Bane au Gotham City Stock Exchange dans The Dark Knight Rises

Choix convenus
Nolan a prouvé aux plus sceptiques que des sagas de superhéros peuvent être réfléchies, apocalyptiques, nuancées et sans réponse facile, tout en ayant l’appui du grand public. Ici, il fait pourtant quelques choix étonnamment convenus au niveau du scénario. Des petites amourettes à la James Bond, des monologues parfois interminables pour justifier la motivation de personnages, quelques scènes de combats un peu anémiques, une trame sonore souvent trop appuyée…

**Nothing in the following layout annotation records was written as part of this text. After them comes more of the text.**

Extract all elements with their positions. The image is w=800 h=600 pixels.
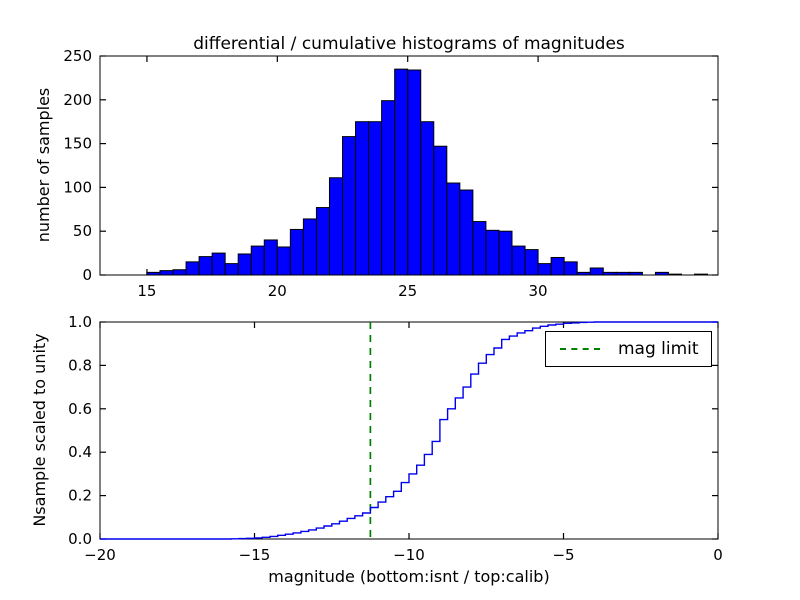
histogram-bar — [198, 256, 213, 276]
bottom-plot-axes-xtick-label: −10 — [393, 546, 425, 564]
bottom-plot-axes-xtick-label: −5 — [552, 546, 574, 564]
histogram-bar — [211, 252, 226, 276]
top-plot-axes-ytick-label: 0 — [82, 266, 92, 284]
histogram-bar — [146, 271, 161, 276]
histogram-bar — [315, 207, 330, 276]
top-plot-axes-xtick-label: 20 — [268, 282, 287, 300]
histogram-bar — [368, 121, 383, 276]
histogram-bar — [289, 228, 304, 276]
histogram-bar — [550, 256, 565, 276]
histogram-bar — [694, 273, 709, 276]
histogram-bar — [537, 263, 552, 276]
bottom-plot-axes: −20 −15 −10 −5 0 0.0 0.2 0.4 0.6 0.8 1.0 — [68, 313, 723, 564]
legend-label: mag limit — [618, 339, 699, 359]
histogram-bar — [342, 136, 357, 276]
bottom-plot-axes-xtick-label: 0 — [713, 546, 723, 564]
histogram-bar — [328, 177, 344, 276]
x-axis-label: magnitude (bottom:isnt / top:calib) — [268, 567, 550, 586]
histogram-bar — [563, 261, 578, 276]
cumulative-curve — [100, 321, 718, 540]
histogram-bar — [159, 270, 174, 276]
bottom-y-axis-label: Nsample scaled to unity — [30, 333, 49, 527]
top-plot-axes-ytick-label: 50 — [73, 222, 92, 240]
bottom-plot-axes-xtick-label: −20 — [84, 546, 116, 564]
histogram-bar — [407, 69, 422, 276]
bottom-plot-axes-xtick-label: −15 — [239, 546, 271, 564]
histogram-bar — [524, 249, 539, 276]
histogram-bar — [511, 245, 526, 276]
histogram-bar — [472, 221, 487, 276]
histogram-bar — [628, 271, 643, 276]
histogram-bar — [420, 121, 435, 276]
histogram-bar — [302, 218, 317, 276]
histogram-bar — [172, 269, 187, 276]
bottom-plot-axes-ytick-label: 0.0 — [68, 530, 92, 548]
histogram-bar — [185, 261, 200, 276]
bottom-plot-axes-ytick-label: 0.4 — [68, 443, 92, 461]
histogram-bar — [446, 182, 461, 276]
bottom-plot-axes-ytick-label: 0.2 — [68, 487, 92, 505]
legend-dash-sample — [560, 348, 600, 350]
top-plot-axes-xtick-label: 25 — [398, 282, 417, 300]
histogram-bar — [394, 68, 409, 276]
histogram-bar — [263, 239, 278, 276]
histogram-bar — [654, 271, 669, 276]
legend: mag limit — [545, 331, 712, 367]
histogram-bar — [224, 263, 239, 276]
bottom-plot-axes-ytick-label: 0.8 — [68, 356, 92, 374]
top-plot-axes-ytick-label: 200 — [63, 91, 92, 109]
histogram-bar — [615, 271, 630, 276]
histogram-bars — [146, 68, 709, 276]
histogram-bar — [433, 145, 448, 276]
top-plot-axes-xtick-label: 30 — [529, 282, 548, 300]
bottom-plot-axes-ytick-label: 0.6 — [68, 400, 92, 418]
top-plot-axes-ytick-label: 150 — [63, 135, 92, 153]
top-y-axis-label: number of samples — [34, 87, 53, 243]
histogram-bar — [485, 229, 500, 276]
histogram-bar — [667, 273, 682, 276]
histogram-bar — [381, 100, 396, 276]
histogram-bar — [576, 271, 591, 276]
top-plot-axes-xtick-label: 15 — [137, 282, 156, 300]
chart-title: differential / cumulative histograms of … — [193, 34, 625, 54]
histogram-bar — [498, 230, 513, 276]
histogram-bar — [355, 121, 370, 276]
histogram-bar — [602, 271, 617, 276]
histogram-bar — [589, 267, 604, 276]
histogram-bar — [459, 189, 474, 276]
histogram-bar — [276, 246, 291, 276]
histogram-bar — [250, 245, 265, 276]
bottom-plot-axes-ytick-label: 1.0 — [68, 313, 92, 331]
top-plot-axes-ytick-label: 250 — [63, 47, 92, 65]
histogram-bar — [237, 253, 252, 276]
top-plot-axes-ytick-label: 100 — [63, 178, 92, 196]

Pourtant, malgré le profil sous-développé de certains personnages, Nolan démontre encore ici l’étendue de son talent. Cette épopée sinistre fait écho à notre réalité (terrorisme, soulèvements populaires, crise financière) et soulève un tas de questions préoccupantes sans jamais tomber dans la caricature ou le cliché. Et en tant que cinéphile qui en a marre des films présentés en 3D pour aucun motif valable (Tintin, The Amazing Spiderman, StreetDance 2, …), voilà un réalisateur qui n’a aucune envie de se faire des amis au département marketing de Warner Bros avec l’inclusion de quelques scénettes agrémentées d’effets 3D.


Joseph Gordon-Levitt dans The Dark Knight Rises

Excellents Joseph Gordon-Levitt et Tom Hardy
Au sein d’une brochette d’acteurs talentueux à qui l’on ne permet pas toujours de se démarquer (Bale, Hathaway, Caine, Cotillard), c’est Joseph Gordon-Levitt, en jeune flic brave et débrouillard de Gotham, qui vole la vedette avec son jeu tout en retenue et d’un naturalisme déconcertant. Hathaway nous fait bien rire, et s’amuse visiblement en incarnant une super-féline tantôt forte, tantôt agace, qui ne sait jamais trop où se ranger sur le continuum bien/mal. Mais le scénario lui donne très peu de jeu pour en construire autre chose qu’une vixen qui jette des regards chargés d’érotisme avec chaque entrée en scène.

Tom Hardy en Bane se démarque lui aussi du lot, semant la terreur et cultivant le flou quant à sa grande cruauté. Même si sa voix étouffée aurait gagné d’être un peu plus audible, sa démarche de tueur omnipotent au sommet de sa forme physique évoque tout un lot de cauchemars. Le braquage du Gotham City Stock Exchange, ainsi que la poursuite avec otages sur motos font monter l’adrénaline de quelques crans. C’est tout à son honneur.

Cette trilogie aura été joyeusement démesurée, nuancée et d’une pertinence troublante. Un personnage du film affirme que l’innocence est un concept trop lourd de sens pour qu’on puisse l’appliquer à Gotham City. Et c’est ce qui rend le film si puissant: toutes ces zones grises, ces dégradés obscurs de vérités et de mensonges, de bonne et de mauvaise foi. Une expression anglo veut que «le diable soit dans les détails». C’est également la grande réussite de cette trilogie ambitieuse.